I cursed and turned the radio off.
She lit a cigarette and leaned back in the seat. “Don’t be so intense, Mr. Scarborough,” she said with amusement. “We’ll get through. Cyclops is feeling only the backs of the sheep.”
“What?”
“Never mind. I guess they haven’t made a comic book
of it yet.”
“Go choke yourself,” I said.
“A month. One whole, enchanting month.”
“Don’t worry. If I can stand it for a hundred and twenty
grand, you should be able to put up with it to stay out of the electric chair.”
“It would seem so, wouldn’t it?”
I shrugged her off and concentrated on driving. We came out at last on the intersecting east-west road and
turned right, watching for the one that crossed going south. I looked at the time. It was nearly eleven. The few farmhouses we passed were dark. I began to watch the gasoline gauge. It was dropping faster than I had expected. It must be nearly thirty miles to that small town on the map. And if we got there too late, everything might be closed.
It was a race between the gas gauge and the clock. When we saw the lights of the little town ahead it was ten minutes till midnight and the gauge had been on empty for two miles.
“Get down out of sight while we go through,” I said.
“Aren’t we going to get gasoline?” she asked.

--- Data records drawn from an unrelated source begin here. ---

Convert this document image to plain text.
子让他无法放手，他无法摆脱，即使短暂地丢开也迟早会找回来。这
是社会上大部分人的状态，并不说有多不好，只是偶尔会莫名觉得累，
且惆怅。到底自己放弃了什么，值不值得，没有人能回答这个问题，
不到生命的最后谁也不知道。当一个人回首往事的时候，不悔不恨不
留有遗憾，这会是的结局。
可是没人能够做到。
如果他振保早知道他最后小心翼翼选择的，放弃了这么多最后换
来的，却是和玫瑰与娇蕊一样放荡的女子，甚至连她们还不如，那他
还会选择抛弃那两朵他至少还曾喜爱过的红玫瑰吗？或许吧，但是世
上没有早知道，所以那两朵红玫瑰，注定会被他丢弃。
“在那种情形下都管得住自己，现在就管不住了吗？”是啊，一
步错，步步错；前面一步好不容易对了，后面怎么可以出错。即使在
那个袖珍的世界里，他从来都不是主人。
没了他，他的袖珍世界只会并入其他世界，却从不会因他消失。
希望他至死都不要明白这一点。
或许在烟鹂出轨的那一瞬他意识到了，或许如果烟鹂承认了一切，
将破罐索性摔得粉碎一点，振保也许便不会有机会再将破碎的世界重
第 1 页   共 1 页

“Not with you in the car.”
She got down, squatting on the floor with her head and shoulders on the seat. I drove through without stopping, looking for an open gas station and knowing that if we didn’t find one we were sunk. It was a one-street town two blocks long, with half a dozen cars parked in the puddle of light in front of the lone cafe. There was a garage at the end of the street, on a corner.
It was open.
The attendant in white coveralls stood in the empty drive between the pumps and watched us go past. I’d been afraid of that. But it couldn’t be helped. Anything moving at all in a town like this would be seen.